The pdf file for your next homework assignment has been encrypted using PBP to the following RSA public key, which I am inadvisedly recycling from the previous homework:

-----BEGIN PUBLIC KEY----- MIIBIDANBgkqhkiG9w0BAQEFAAOCAQ0AMIIBCAKCAQEA8ghRU0PHSrsL3zZ+GXnG DqtCnwlssEmP+tZuOa5qSuVM0pTsCEKnwYIVVBdn7oKFurG++oNj0BA6YtJ5GrPt P6H9FAjlZ4kX9dMCsOQDw27qO/ulrUn/WuRO8W6sVy/OhSWmzrfRfY3KiKlTGtYa ug+Y81WNgXAyvd+15SCnbqkaP90D3HC8B9M7XUOhL1Bk1Ukjxa1orzJT2tkc9wYp umAOzSdKH63fVssFT1nx8saMw1cGaSzYUpxmcNCIh+OF13R/nvsjYA27gMXfX/n3 3prsZCH+7UAGpdndWD/D/XlGg586vOviLeg6pjrD6SmWnRtFeQKdzr57H6Ta+NaY CQIBAw== -----END PUBLIC KEY-----

The encrypted file is available here. Your task is to break the RSA-encrypted AES session key and use it to decrypt the homework file. Fortunately for you, PBP uses PKCS#1v1.5 signature padding for encryption.

You may use any programming language you like. The code used to encrypt the homework is here. It uses Sage for mathematical calculations and PyCrypto for symmmetric encryption. You will probably want to use an implementation of the LLL algorithm. Sage's documentation for that function is here and documentation on polynomial construction and root-finding is here. My slides with examples of Coppersmith attacks are available here.

Please submit your code and a short description of how you solved the problem to Canvas before 3PM on Wednesday, November 28, 2018. You may discuss this assignment in small groups with classmates, but please code and write up your solutions yourself. Please credit any collaborators you discussed with and any references you used.

For reference, we give some excerpts from the OpenPBP RFC, inspired by the OpenPGP RFC and the relevant section of the PKCS#1 RFC.

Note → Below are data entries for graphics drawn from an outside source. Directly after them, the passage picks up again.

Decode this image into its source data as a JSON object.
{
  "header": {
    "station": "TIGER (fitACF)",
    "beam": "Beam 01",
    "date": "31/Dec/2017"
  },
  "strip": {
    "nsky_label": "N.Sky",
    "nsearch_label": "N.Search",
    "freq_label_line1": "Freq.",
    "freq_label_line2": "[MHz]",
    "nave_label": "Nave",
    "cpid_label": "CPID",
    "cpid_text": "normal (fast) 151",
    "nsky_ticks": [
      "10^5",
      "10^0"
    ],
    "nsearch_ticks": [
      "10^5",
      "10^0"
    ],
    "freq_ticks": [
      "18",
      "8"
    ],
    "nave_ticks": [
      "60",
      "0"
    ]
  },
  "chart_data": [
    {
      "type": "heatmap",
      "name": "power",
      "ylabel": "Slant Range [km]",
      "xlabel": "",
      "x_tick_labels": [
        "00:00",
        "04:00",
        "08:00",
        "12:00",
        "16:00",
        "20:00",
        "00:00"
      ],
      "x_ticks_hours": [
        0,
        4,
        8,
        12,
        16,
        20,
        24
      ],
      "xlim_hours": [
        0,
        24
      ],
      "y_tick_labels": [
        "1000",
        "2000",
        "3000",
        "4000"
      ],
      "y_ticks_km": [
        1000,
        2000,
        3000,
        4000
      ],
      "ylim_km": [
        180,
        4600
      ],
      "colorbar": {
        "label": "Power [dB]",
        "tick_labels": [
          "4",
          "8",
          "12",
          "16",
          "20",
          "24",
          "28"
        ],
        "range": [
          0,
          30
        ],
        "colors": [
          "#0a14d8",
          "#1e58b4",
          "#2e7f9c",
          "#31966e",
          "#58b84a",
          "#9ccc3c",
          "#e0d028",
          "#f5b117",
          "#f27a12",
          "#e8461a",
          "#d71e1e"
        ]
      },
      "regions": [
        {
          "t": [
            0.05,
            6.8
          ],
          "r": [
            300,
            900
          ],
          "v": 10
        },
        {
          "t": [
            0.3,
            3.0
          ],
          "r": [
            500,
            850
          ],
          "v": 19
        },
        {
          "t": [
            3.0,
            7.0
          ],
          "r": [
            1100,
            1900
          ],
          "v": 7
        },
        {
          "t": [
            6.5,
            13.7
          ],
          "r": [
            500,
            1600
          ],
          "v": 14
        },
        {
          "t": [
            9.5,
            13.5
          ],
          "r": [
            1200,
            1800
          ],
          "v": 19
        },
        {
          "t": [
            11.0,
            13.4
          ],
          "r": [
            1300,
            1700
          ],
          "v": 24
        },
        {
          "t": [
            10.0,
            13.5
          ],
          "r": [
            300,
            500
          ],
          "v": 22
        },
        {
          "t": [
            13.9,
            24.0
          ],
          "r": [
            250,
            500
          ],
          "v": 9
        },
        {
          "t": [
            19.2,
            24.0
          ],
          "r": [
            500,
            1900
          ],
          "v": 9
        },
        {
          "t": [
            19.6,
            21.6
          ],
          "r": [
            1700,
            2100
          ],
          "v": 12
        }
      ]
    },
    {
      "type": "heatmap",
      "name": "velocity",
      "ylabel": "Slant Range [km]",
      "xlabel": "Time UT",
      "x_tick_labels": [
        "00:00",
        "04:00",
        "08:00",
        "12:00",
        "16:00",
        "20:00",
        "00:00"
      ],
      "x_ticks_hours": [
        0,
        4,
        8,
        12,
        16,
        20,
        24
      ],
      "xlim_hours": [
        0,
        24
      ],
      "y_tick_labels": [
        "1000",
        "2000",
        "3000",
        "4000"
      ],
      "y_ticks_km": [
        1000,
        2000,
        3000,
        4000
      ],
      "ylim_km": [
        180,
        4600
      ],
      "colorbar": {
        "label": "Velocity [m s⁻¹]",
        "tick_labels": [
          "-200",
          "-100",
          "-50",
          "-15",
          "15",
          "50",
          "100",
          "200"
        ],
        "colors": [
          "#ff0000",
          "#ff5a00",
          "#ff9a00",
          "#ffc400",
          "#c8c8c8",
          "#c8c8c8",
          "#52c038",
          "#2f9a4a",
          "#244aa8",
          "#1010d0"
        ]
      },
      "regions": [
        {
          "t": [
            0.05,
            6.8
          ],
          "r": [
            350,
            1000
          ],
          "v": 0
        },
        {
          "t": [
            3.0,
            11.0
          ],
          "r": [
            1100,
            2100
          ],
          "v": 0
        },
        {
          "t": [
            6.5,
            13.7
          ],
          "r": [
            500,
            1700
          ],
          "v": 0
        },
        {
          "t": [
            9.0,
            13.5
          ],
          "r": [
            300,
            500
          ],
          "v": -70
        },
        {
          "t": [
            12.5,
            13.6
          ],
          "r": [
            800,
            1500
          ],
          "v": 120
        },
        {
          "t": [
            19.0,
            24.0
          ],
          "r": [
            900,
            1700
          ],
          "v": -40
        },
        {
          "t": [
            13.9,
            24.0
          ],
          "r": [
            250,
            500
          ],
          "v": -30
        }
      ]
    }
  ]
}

5.1. Public-Key Encrypted Messages The body of the message consists of a string of octets that is the encrypted session key, followed by the symmetrically encrypted data. - multiprecision integer (MPI) of RSA encrypted value m**e mod n. - Encrypted data, the output of the AES symmetric-key cipher operating in CBC mode, with PKCS 7 padding. The session key is encoded as described in PKCS#1 block encoding EME-PKCS1-v1_5 in Section 8.1 to form the "m" value used in the formulas above. 8.1 Encryption-block formatting A block type BT, a padding string PS, and the data D shall be formatted into an octet string EB, the encryption block. EB = 00 || BT || PS || 00 || D . (1) The block type BT shall be a single octet indicating the structure of the encryption block. For this version of the document it shall have value 00, 01, or 02. For a private- key operation, the block type shall be 00 or 01. For a public-key operation, it shall be 02. The padding string PS shall consist of k-3-||D|| octets. For block type 00, the octets shall have value 00; for block type 01, they shall have value FF; and for block type 02, they shall be pseudorandomly generated and nonzero. This makes the length of the encryption block EB equal to k.